The Bach concerto with Enescu is conducted by ex-violist Pierre Monteux. This is a seraphic encounter, and the recording manages to distinguish the two fiddle players very well – there’s certainly little muddiness in their exchanges and dovetailing passages. It’s a more obviously heartfelt encounter than those between Menuhin and Oistrakh or Ferras, though once again the balance between structural control and expressive projection is probably more just in the case of the later recordings. Nevertheless it captures a marvellous collaboration with great conviction. The Wieniawski Légende marks another successful Menuhin-Enescu endeavour.

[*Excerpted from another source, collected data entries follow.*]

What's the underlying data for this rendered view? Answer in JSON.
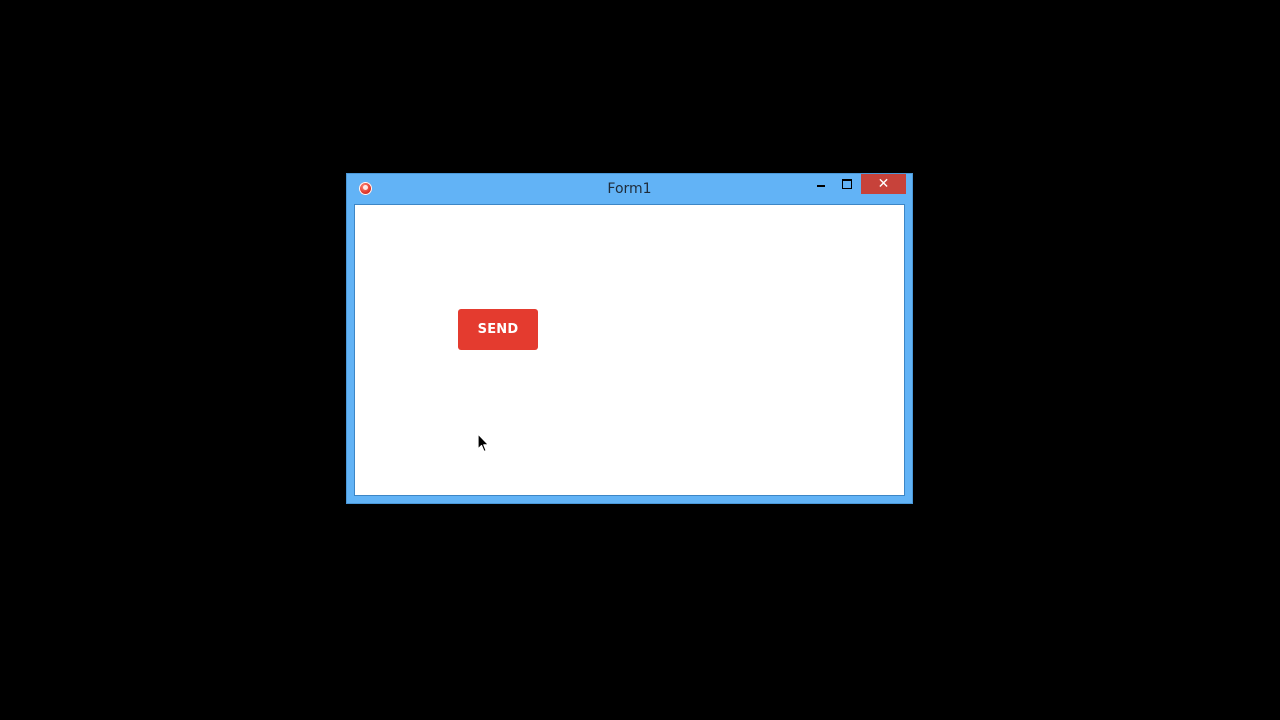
{
  "window": {
    "title": "Form1",
    "controls": {
      "minimize_icon": "minimize-icon",
      "maximize_icon": "maximize-icon",
      "close_glyph": "✕"
    }
  },
  "form": {
    "send_label": "SEND"
  },
  "colors": {
    "desktop": "#000000",
    "window_frame": "#62b3f6",
    "close_button": "#c7423a",
    "send_button": "#e43b2f"
  }
}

This is one of Dutton’s bargain basement price line releases, for which notes have been sacrificed. The triptych of Mendelssohn, Dvorák and Wieniawski is a staple of EMI’s Great Recordings of the Century [GROC CDH7 63822-2] and Naxos has also had a go at transferring these recordings – the Dvorák for example is on 8.110966. In both cases I prefer the EMI and Naxos transfers to the Dutton, because I favour their less filtered and more penetrating tonal qualities. Dutton’s work is more processed and tries a little too hard to sound like a mono LP. But considering the ridiculously cheap price, you may very well be tempted.